Tim Blair ultra-optimist

Tim Blair says “Call me an optimist, but signs of wonderful green death seem to be appearing all over” and I’m happy to take up the invitation. The only signs of death mentioned by Tim are a collision between two rallies and an attack from someone called “Leon Mann”, director of something called the ” Free Market Foundation”. I bet lots of Greenpeace activists handed in their resignations when they heard that Leon had come out against them.
Meanwhile, as Tim himself observes “BMW, Zurich Financial, De Beers and Shell spent millions in Johannesburg to present themselves as green-friendly. ” and of course China, India, Canada and Russia announced that they would ratify Kyoto. By omitting Canada and Russia, and ignoring the fact that China and India are now committed to future rounds in which they will have targets, Tim manages to dismiss this as meaningless. The Australian government isn’t quite as silly, and is starting to realise how lonely life will be as the only non-ratifying country small enough to be kicked with impunity.

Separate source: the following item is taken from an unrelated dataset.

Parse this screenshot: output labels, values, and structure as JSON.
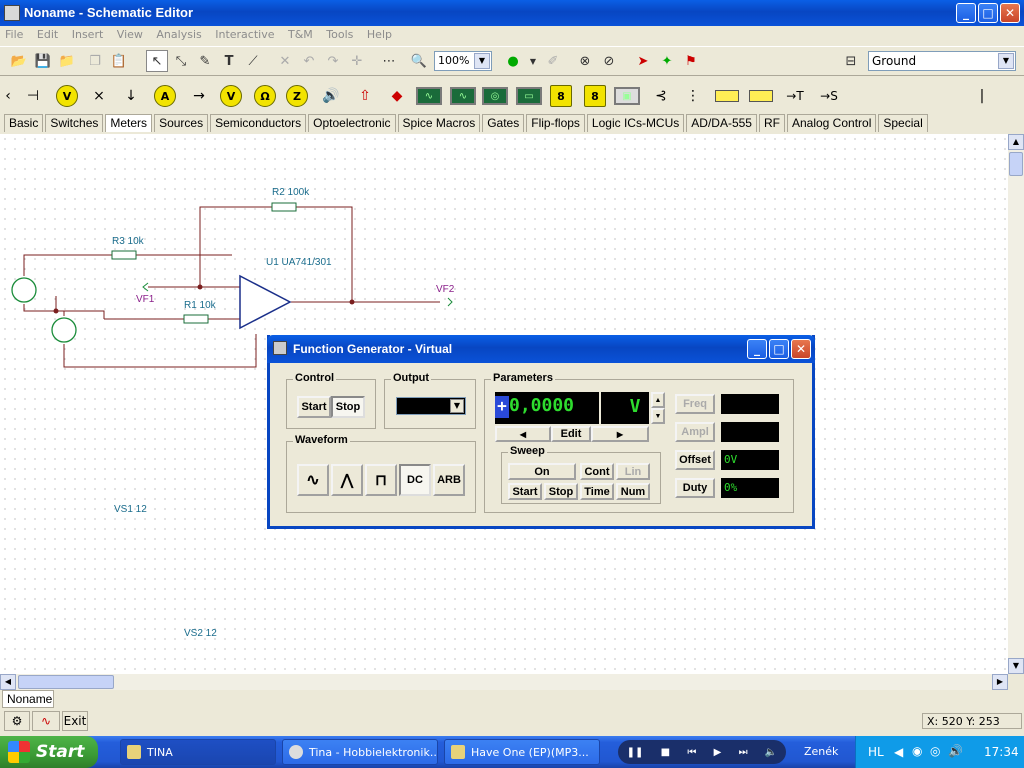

For some real signs of death, hop on over to the Global Climate Coalition Until a couple of years ago, this was the main big business lobby group opposing Kyoto and included most of the big motor and oil companies. The individual companies started dropping out and GCC regrouped as an umbrella body for business organisations. That didn’t work and they’ve now declared victory and gone home. To quote their site:
“The Global Climate Coalition has been deactivated.  The industry voice on climate change has served its purpose by contributing to a new national approach to global warming.  ”
Of course, Tim’s objections are more about style than substance and here there’s some good news. The kind of street-theatre politics in which Greenpeace traditionally excelled is becoming obsolete. Why chain yourself around a corporate headquarters when, as Tim’s own report notes, they’re eager to invite you into the boardroom.